Our study has several limitations that should be acknowledged. First, these data represent the single institution experience and the number of patients included in the analysis was relatively small. Second, this is a retrospective study and carries all of the biases inherent in such an analysis. Although all the patients in the study had good response to EGFR-TKI treatment, some patients had unknown EGFR mutations, which might have induced selection bias. There may also have been study bias with respect to patients requiring early RT and salvage RT. Third, we combined SRS and WBRT patients may mask some differences regarding the effect of RT or appropriateness of RT in these patients. Fourth, treatment groups were not homogenous regarding to baseline characteristics, dose of radiation, EGFR-TKI drugs and subsequent systemic therapies. Finally, we did not account for the potential toxicities related with brain therapies and their impact on quality of life.

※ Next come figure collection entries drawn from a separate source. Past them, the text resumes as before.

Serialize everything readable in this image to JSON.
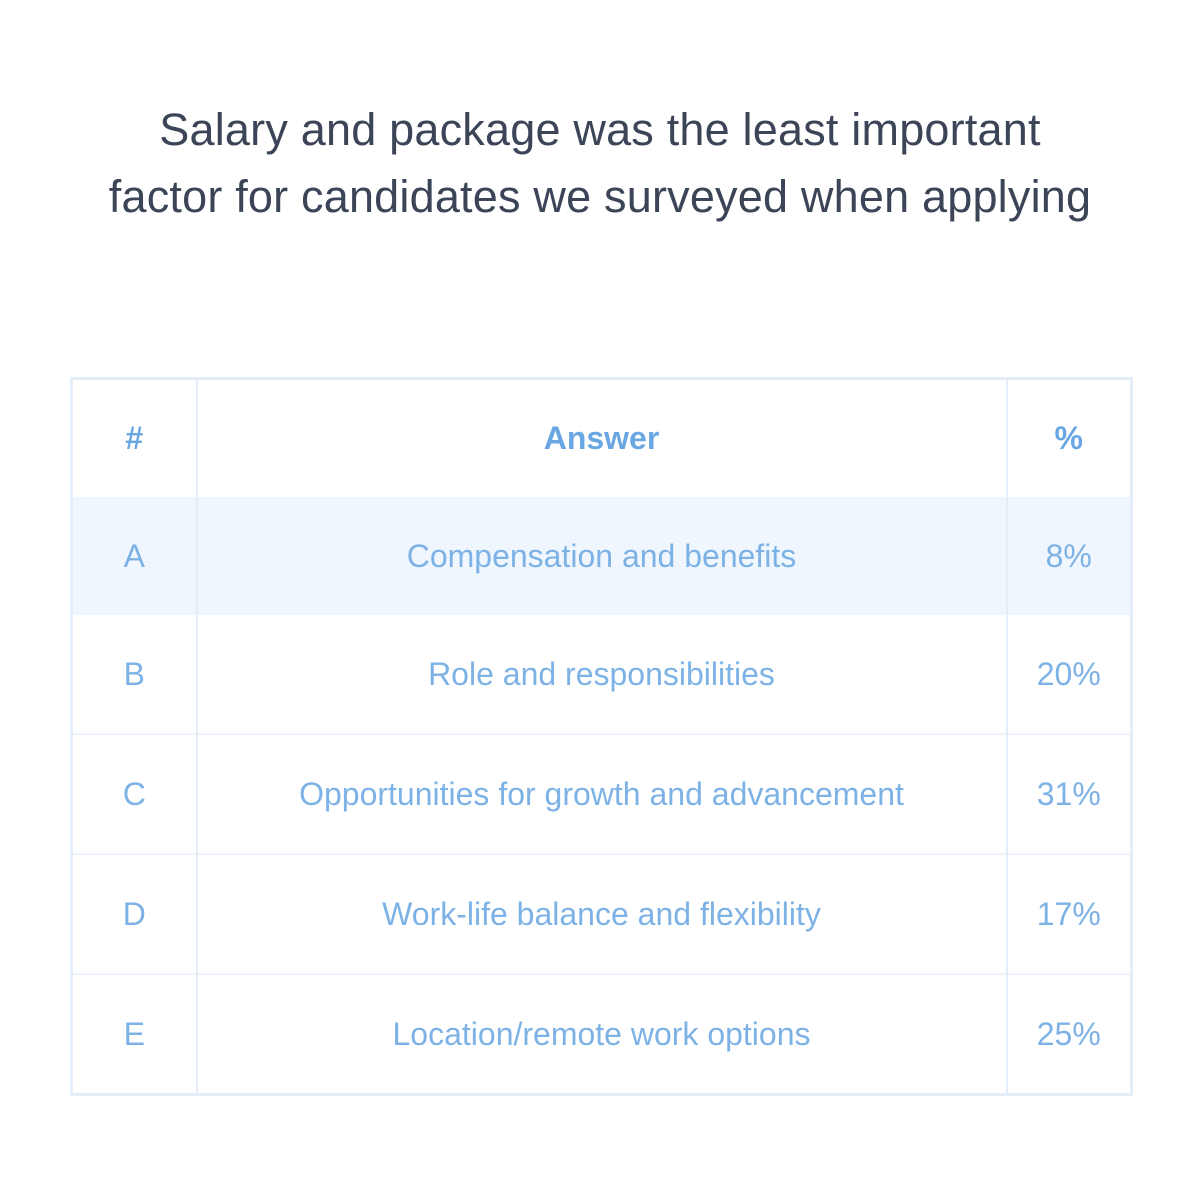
{
  "title": "Salary and package was the least important factor for candidates we surveyed when applying",
  "table": {
    "headers": {
      "num": "#",
      "answer": "Answer",
      "percent": "%"
    },
    "rows": [
      {
        "id": "A",
        "answer": "Compensation and benefits",
        "percent": "8%",
        "highlighted": true
      },
      {
        "id": "B",
        "answer": "Role and responsibilities",
        "percent": "20%"
      },
      {
        "id": "C",
        "answer": "Opportunities for growth and advancement",
        "percent": "31%"
      },
      {
        "id": "D",
        "answer": "Work-life balance and flexibility",
        "percent": "17%"
      },
      {
        "id": "E",
        "answer": "Location/remote work options",
        "percent": "25%"
      }
    ]
  },
  "colors": {
    "title_text": "#3c4558",
    "table_text": "#7db2e6",
    "header_text": "#6aa7e2",
    "highlight_row": "#f0f6fd",
    "border": "#e4eef9"
  }
}
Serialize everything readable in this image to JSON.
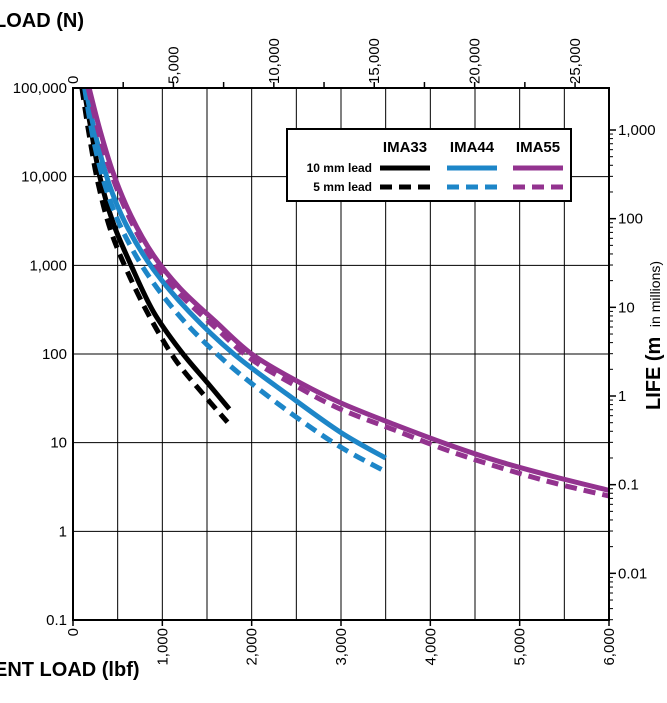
{
  "chart_data": {
    "type": "line",
    "top_axis_title": "LOAD (N)",
    "bottom_axis_title": "ENT LOAD (lbf)",
    "right_axis_title_main": "LIFE (m",
    "right_axis_title_sub": "in millions)",
    "right_axis_title_close": ")",
    "x_bottom": {
      "range": [
        0,
        6000
      ],
      "ticks": [
        "0",
        "1,000",
        "2,000",
        "3,000",
        "4,000",
        "5,000",
        "6,000"
      ],
      "values": [
        0,
        1000,
        2000,
        3000,
        4000,
        5000,
        6000
      ]
    },
    "x_top": {
      "range": [
        0,
        26690
      ],
      "ticks": [
        "0",
        "5,000",
        "10,000",
        "15,000",
        "20,000",
        "25,000"
      ],
      "values": [
        0,
        5000,
        10000,
        15000,
        20000,
        25000
      ]
    },
    "y_left": {
      "scale": "log",
      "range": [
        0.1,
        100000
      ],
      "ticks": [
        "100,000",
        "10,000",
        "1,000",
        "100",
        "10",
        "1",
        "0.1"
      ],
      "values": [
        100000,
        10000,
        1000,
        100,
        10,
        1,
        0.1
      ]
    },
    "y_right": {
      "scale": "log",
      "ticks": [
        "1,000",
        "100",
        "10",
        "1",
        "0.1",
        "0.01"
      ],
      "values": [
        1000,
        100,
        10,
        1,
        0.1,
        0.01
      ]
    },
    "grid": true,
    "legend": {
      "placement": "top-right",
      "columns": [
        "IMA33",
        "IMA44",
        "IMA55"
      ],
      "column_colors": [
        "#000000",
        "#1d86c8",
        "#93338f"
      ],
      "rows": [
        "10 mm lead",
        "5 mm lead"
      ]
    },
    "series": [
      {
        "model": "IMA33",
        "lead": "10 mm lead",
        "color": "#000000",
        "dash": false,
        "x": [
          120,
          200,
          300,
          450,
          650,
          900,
          1200,
          1500,
          1750
        ],
        "y": [
          100000,
          35000,
          10000,
          3000,
          1000,
          300,
          110,
          48,
          24
        ]
      },
      {
        "model": "IMA33",
        "lead": "5 mm lead",
        "color": "#000000",
        "dash": true,
        "x": [
          100,
          180,
          280,
          420,
          620,
          870,
          1150,
          1450,
          1730
        ],
        "y": [
          100000,
          30000,
          8500,
          2500,
          800,
          250,
          85,
          36,
          17
        ]
      },
      {
        "model": "IMA44",
        "lead": "10 mm lead",
        "color": "#1d86c8",
        "dash": false,
        "x": [
          140,
          250,
          400,
          600,
          900,
          1300,
          1800,
          2400,
          3000,
          3500
        ],
        "y": [
          100000,
          30000,
          8500,
          2800,
          900,
          300,
          100,
          35,
          13,
          6.7
        ]
      },
      {
        "model": "IMA44",
        "lead": "5 mm lead",
        "color": "#1d86c8",
        "dash": true,
        "x": [
          130,
          230,
          370,
          560,
          850,
          1250,
          1750,
          2350,
          2950,
          3500
        ],
        "y": [
          100000,
          26000,
          7300,
          2400,
          750,
          230,
          75,
          25,
          9.5,
          4.7
        ]
      },
      {
        "model": "IMA55",
        "lead": "10 mm lead",
        "color": "#93338f",
        "dash": false,
        "x": [
          180,
          300,
          450,
          650,
          900,
          1200,
          1600,
          2000,
          2500,
          3000,
          3600,
          4200,
          4800,
          5400,
          6000
        ],
        "y": [
          100000,
          34000,
          11000,
          3600,
          1300,
          550,
          230,
          100,
          50,
          28,
          16,
          9.5,
          6,
          4.1,
          2.9
        ]
      },
      {
        "model": "IMA55",
        "lead": "5 mm lead",
        "color": "#93338f",
        "dash": true,
        "x": [
          170,
          290,
          440,
          640,
          890,
          1190,
          1590,
          1990,
          2490,
          2990,
          3590,
          4190,
          4790,
          5390,
          6000
        ],
        "y": [
          100000,
          31000,
          10000,
          3300,
          1150,
          480,
          200,
          88,
          44,
          24,
          14,
          8.2,
          5.2,
          3.5,
          2.5
        ]
      }
    ]
  }
}
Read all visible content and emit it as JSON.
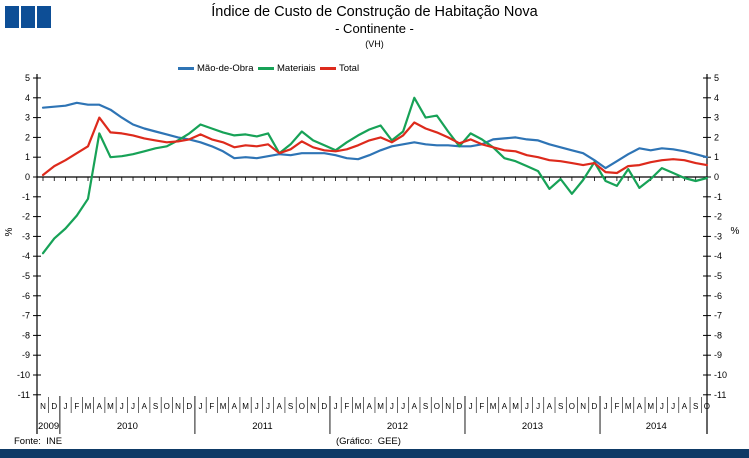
{
  "header": {
    "title": "Índice de Custo de Construção de Habitação Nova",
    "subtitle": "- Continente -",
    "unit_note": "(VH)"
  },
  "footer": {
    "source": "Fonte:  INE",
    "credit": "(Gráfico:  GEE)"
  },
  "theme": {
    "logo_color": "#0d4e96",
    "bottom_bar_color": "#0e3a66",
    "axis_color": "#000000"
  },
  "chart_data": {
    "type": "line",
    "title": "Índice de Custo de Construção de Habitação Nova - Continente - (VH)",
    "xlabel": "",
    "ylabel": "%",
    "percent_label": "%",
    "ylim": [
      -11,
      5
    ],
    "ytick_step": 1,
    "grid": false,
    "legend_position": "top",
    "x_months": [
      "N",
      "D",
      "J",
      "F",
      "M",
      "A",
      "M",
      "J",
      "J",
      "A",
      "S",
      "O",
      "N",
      "D",
      "J",
      "F",
      "M",
      "A",
      "M",
      "J",
      "J",
      "A",
      "S",
      "O",
      "N",
      "D",
      "J",
      "F",
      "M",
      "A",
      "M",
      "J",
      "J",
      "A",
      "S",
      "O",
      "N",
      "D",
      "J",
      "F",
      "M",
      "A",
      "M",
      "J",
      "J",
      "A",
      "S",
      "O",
      "N",
      "D",
      "J",
      "F",
      "M",
      "A",
      "M",
      "J",
      "J",
      "A",
      "S",
      "O"
    ],
    "years": [
      {
        "label": "2009",
        "start": 0,
        "end": 1
      },
      {
        "label": "2010",
        "start": 2,
        "end": 13
      },
      {
        "label": "2011",
        "start": 14,
        "end": 25
      },
      {
        "label": "2012",
        "start": 26,
        "end": 37
      },
      {
        "label": "2013",
        "start": 38,
        "end": 49
      },
      {
        "label": "2014",
        "start": 50,
        "end": 59
      }
    ],
    "series": [
      {
        "name": "Mão-de-Obra",
        "color": "#2e74b5",
        "values": [
          3.5,
          3.55,
          3.6,
          3.75,
          3.65,
          3.65,
          3.4,
          3.0,
          2.65,
          2.45,
          2.3,
          2.15,
          2.0,
          1.9,
          1.75,
          1.55,
          1.3,
          0.95,
          1.0,
          0.95,
          1.05,
          1.15,
          1.1,
          1.2,
          1.2,
          1.2,
          1.1,
          0.95,
          0.9,
          1.1,
          1.35,
          1.55,
          1.65,
          1.75,
          1.65,
          1.6,
          1.6,
          1.55,
          1.55,
          1.65,
          1.9,
          1.95,
          2.0,
          1.9,
          1.85,
          1.65,
          1.5,
          1.35,
          1.2,
          0.85,
          0.45,
          0.8,
          1.15,
          1.45,
          1.35,
          1.45,
          1.4,
          1.3,
          1.15,
          1.0
        ]
      },
      {
        "name": "Materiais",
        "color": "#17a257",
        "values": [
          -3.85,
          -3.1,
          -2.6,
          -1.95,
          -1.1,
          2.2,
          1.0,
          1.05,
          1.15,
          1.3,
          1.45,
          1.55,
          1.85,
          2.2,
          2.65,
          2.45,
          2.25,
          2.1,
          2.15,
          2.05,
          2.2,
          1.2,
          1.65,
          2.3,
          1.85,
          1.6,
          1.35,
          1.75,
          2.1,
          2.4,
          2.6,
          1.85,
          2.3,
          4.0,
          3.0,
          3.1,
          2.3,
          1.55,
          2.2,
          1.9,
          1.5,
          0.95,
          0.8,
          0.55,
          0.3,
          -0.6,
          -0.1,
          -0.85,
          -0.15,
          0.75,
          -0.2,
          -0.45,
          0.4,
          -0.55,
          -0.1,
          0.45,
          0.2,
          -0.05,
          -0.2,
          -0.05
        ]
      },
      {
        "name": "Total",
        "color": "#dd2a1c",
        "values": [
          0.1,
          0.55,
          0.85,
          1.2,
          1.55,
          3.0,
          2.25,
          2.2,
          2.1,
          1.95,
          1.85,
          1.75,
          1.8,
          1.9,
          2.15,
          1.9,
          1.75,
          1.5,
          1.6,
          1.55,
          1.65,
          1.2,
          1.4,
          1.8,
          1.5,
          1.35,
          1.3,
          1.4,
          1.6,
          1.85,
          2.0,
          1.75,
          2.1,
          2.75,
          2.45,
          2.25,
          2.0,
          1.7,
          1.9,
          1.65,
          1.5,
          1.35,
          1.3,
          1.1,
          1.0,
          0.85,
          0.8,
          0.7,
          0.6,
          0.7,
          0.25,
          0.2,
          0.55,
          0.6,
          0.75,
          0.85,
          0.9,
          0.85,
          0.7,
          0.6
        ]
      }
    ]
  }
}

In summary, our study suggested that concurrent early brain RT with EGFR-TKI may improve intracranial disease control compared with TKI alone in EGFR-mutant NSCLC with BM. The addition of brain RT to EGFR-TKI as initial therapy did not appear to improve survival in unselected patients, but in patients with low DS-GPA scores 0-2. Further prospective studies are needed to validate these findings and determine the optimal timing and appropriate patient group who need early brain RT.

MATERIALS AND METHODS

Study design and patients

Between January 2008 and October 2015, NSCLC patients treated with EGFR-TKI were reviewed at our institution. We included patients with known BM before EGFR-TKI treatment and excluded patients who developed BM after starting EGFR-TKI. Tumor response was determined by Evaluation Criteria in Solid Tumor (RECIST) version 1.1. “Good response” to EGFR-TKI was defined as complete response (CR), partial response (PR) and stable disease (SD). Patients who developed brain metastases after first line chemotherapy were also included. The patients treated with surgical resection at the time of initial brain metastases were excluded in order to remove potentially confounding variables. The treatment response was evaluated 1 month after the initiation of EGFR-TKI therapy and then every 2 months. All patients received an initial gadolinium-enhanced brain MRI prior to EGFR-TKI start and every 8-12 weeks after EGFR-TKI treatment. A DS-GPA was calculated for each patient. The study was reviewed and approved by the Review Board of West China Hospital of Sichuan University.

Statistical analyses

IC-PFS was defined as survival from TKI initiation to intracranial progression after brain RT if any. OS was calculated from the date of the administration of TKI until the date of death from any cause. Patients alive at the date of statistical analysis were censored at the last follow-up. The Pearson chi-square test or the Fisher exact test was used to compare patients’ characteristics and site of first failure between the different treatment groups. The Kaplan-Meier method was used to perform survival analysis, and survival curves were compared using the log-rank test. A Cox proportional hazards model was used for univariate and multivariate survival analyses to calculate the hazard ratios (HRs) and corresponding 95% confidence intervals (CIs). Two-sided values of P<0.05 were considered statistically significant. All statistical analyses were performed with SPSS 22.0.

CONFLICTS OF INTEREST

All authors have declared no conflicts of interest.

FUNDING

This study was supported by National Natural Science Foundation of China (No. 81472196).